Sir – Your correspondent Roger Jenking, of the Oxford Liberal Party, Headington, takes issue with the Council to Protect Rural England’s attempts to prevent inappropriate development of the city of Oxford’s green spaces, arguing that “there are suburbs in the city, not villages; there is urban open space in the city, not farms, country or national parks” (Letters, March 1).
I suggest that he visits Wolvercote sometime. It is a village in every meaningful sense, having a real sense of community, some good pubs, an excellent village shop in the Post Box on Godstow Road, two churches of different flavours, active cultural groups, an annual festival, an excellent primary school, a doctor’s surgery, a post office, etc.

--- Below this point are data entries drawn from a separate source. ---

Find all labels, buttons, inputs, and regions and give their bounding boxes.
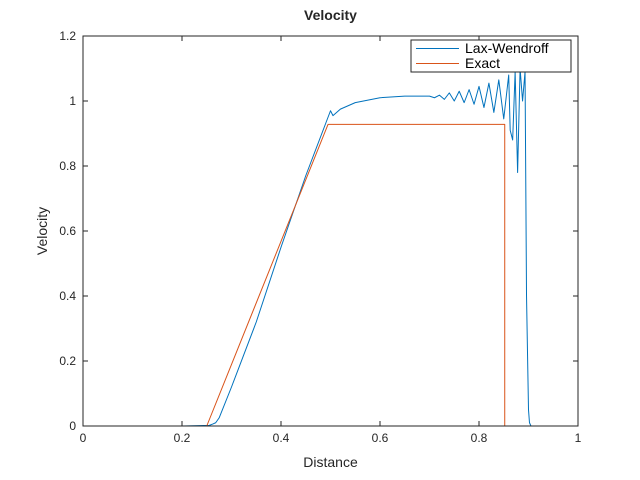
y-tick-label: 0.4 — [59, 289, 76, 303]
x-tick-label: 0.6 — [372, 431, 389, 445]
legend-label-lax-wendroff: Lax-Wendroff — [465, 40, 549, 56]
x-axis-label: Distance — [303, 454, 358, 470]
y-tick-label: 1.2 — [59, 29, 76, 43]
legend-label-exact: Exact — [465, 55, 500, 71]
x-tick-label: 1 — [575, 431, 582, 445]
chart-title: Velocity — [304, 7, 357, 23]
axes-layer: 0 0.2 0.4 0.6 0.8 1 0 0.2 0.4 0.6 0.8 1 1.2 — [59, 29, 581, 445]
y-tick-label: 0.6 — [59, 224, 76, 238]
y-tick-label: 0 — [69, 419, 76, 433]
y-tick-label: 0.8 — [59, 159, 76, 173]
y-tick-label: 0.2 — [59, 354, 76, 368]
plot-area — [83, 36, 578, 426]
legend-box — [410, 39, 572, 73]
x-tick-label: 0.2 — [174, 431, 191, 445]
legend: Lax-Wendroff Exact — [410, 39, 572, 73]
y-axis-label: Velocity — [34, 207, 50, 255]
y-tick-label: 1 — [69, 94, 76, 108]
x-tick-label: 0 — [80, 431, 87, 445]
x-tick-label: 0.8 — [471, 431, 488, 445]
x-tick-label: 0.4 — [273, 431, 290, 445]
series-line-lax-wendroff — [83, 68, 578, 427]
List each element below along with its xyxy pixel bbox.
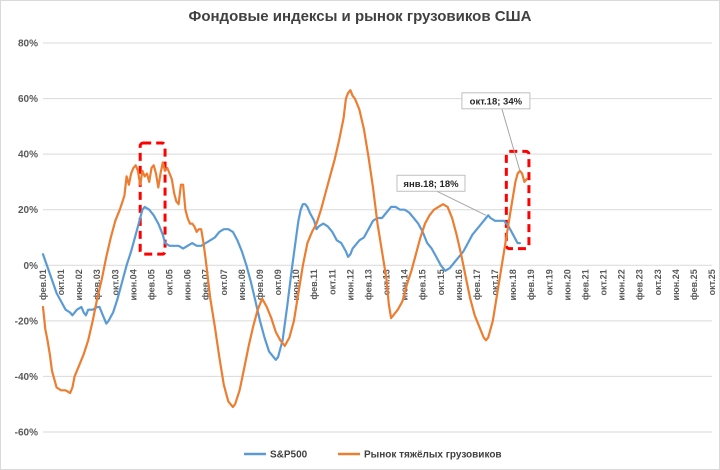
y-tick-label: -20% [15, 316, 38, 327]
x-tick-label: июн.22 [617, 269, 627, 300]
x-tick-label: окт.23 [653, 269, 663, 295]
x-tick-label: июн.20 [562, 269, 572, 300]
x-tick-label: фев.07 [201, 269, 211, 300]
highlight-box [504, 149, 531, 251]
x-tick-label: июн.16 [454, 269, 464, 300]
legend-label: S&P500 [270, 450, 308, 461]
x-tick-label: фев.09 [255, 269, 265, 300]
x-tick-label: фев.17 [472, 269, 482, 300]
x-tick-label: июн.02 [74, 269, 84, 300]
y-tick-label: 40% [18, 150, 38, 161]
x-tick-label: окт.25 [707, 269, 717, 295]
x-tick-label: окт.05 [165, 269, 175, 295]
x-tick-label: фев.01 [38, 269, 48, 300]
y-tick-label: -60% [15, 428, 38, 439]
x-tick-label: фев.03 [92, 269, 102, 300]
legend-label: Рынок тяжёлых грузовиков [364, 450, 502, 461]
x-tick-label: окт.21 [599, 269, 609, 295]
legend: S&P500 Рынок тяжёлых грузовиков [244, 450, 502, 461]
x-tick-label: фев.11 [309, 269, 319, 299]
annotation-label: янв.18; 18% [403, 179, 459, 190]
chart-title: Фондовые индексы и рынок грузовиков США [188, 8, 532, 25]
highlight-boxes [138, 141, 531, 256]
grid-layer [43, 42, 712, 433]
series-line-1 [41, 203, 521, 361]
x-tick-label: окт.01 [56, 269, 66, 295]
series-layer [41, 89, 528, 409]
y-tick-label: 20% [18, 205, 38, 216]
x-tick-label: июн.24 [671, 269, 681, 300]
x-tick-label: июн.14 [400, 269, 410, 300]
x-tick-label: июн.08 [237, 269, 247, 300]
x-tick-label: фев.05 [146, 269, 156, 300]
annotation-leader [436, 190, 487, 216]
annotation-leader [501, 108, 521, 171]
annotation-box [396, 174, 466, 192]
x-tick-label: окт.03 [110, 269, 120, 295]
y-tick-label: 60% [18, 94, 38, 105]
x-tick-label: июн.12 [345, 269, 355, 300]
x-tick-label: июн.10 [291, 269, 301, 300]
x-tick-label: июн.04 [128, 269, 138, 300]
x-tick-label: фев.21 [580, 269, 590, 300]
x-tick-label: окт.09 [273, 269, 283, 295]
highlight-box [138, 141, 167, 256]
y-tick-label: -40% [15, 372, 38, 383]
x-tick-label: фев.25 [689, 269, 699, 300]
x-tick-label: июн.18 [508, 269, 518, 300]
x-tick-label: июн.06 [183, 269, 193, 300]
x-tick-label: фев.13 [363, 269, 373, 300]
x-tick-label: окт.11 [327, 269, 337, 295]
series-line-2 [41, 89, 528, 409]
annotation-label: окт.18; 34% [470, 96, 523, 107]
y-tick-label: 80% [18, 39, 38, 50]
x-axis: фев.01 окт.01 июн.02 фев.03 окт.03 июн.04 фев.… [38, 269, 717, 300]
x-tick-label: фев.23 [635, 269, 645, 300]
y-axis: -60% -40% -20% 0% 20% 40% 60% 80% [15, 39, 38, 439]
y-tick-label: 0% [24, 261, 39, 272]
x-tick-label: окт.17 [490, 269, 500, 295]
x-tick-label: окт.15 [436, 269, 446, 295]
annotations: янв.18; 18% окт.18; 34% [396, 92, 531, 216]
x-tick-label: окт.07 [219, 269, 229, 295]
x-tick-label: фев.19 [526, 269, 536, 300]
x-tick-label: фев.15 [418, 269, 428, 300]
x-tick-label: окт.19 [544, 269, 554, 295]
annotation-box [461, 92, 531, 110]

And it is adjacent to Port Meadow and Wolvercote Common, one of the finest accessible green spaces you could find anywhere in southern England: an SSSI that has been continuously grazed for perhaps 4,000 years, where many villagers still exercise their grazing rights — in fact our freezer is full of some very fine beef, raised right there. Wolvercote is within the city, but is as much part of rural England as Wytham is, a mile down the road.
I am not a CPRE member, and I disagree with a lot of what it does — for example its knee-jerk opposition to wind farms.
But in this instance I fully support them: village communities and green spaces within city boundaries are just as worthy of our support and protection as those outside.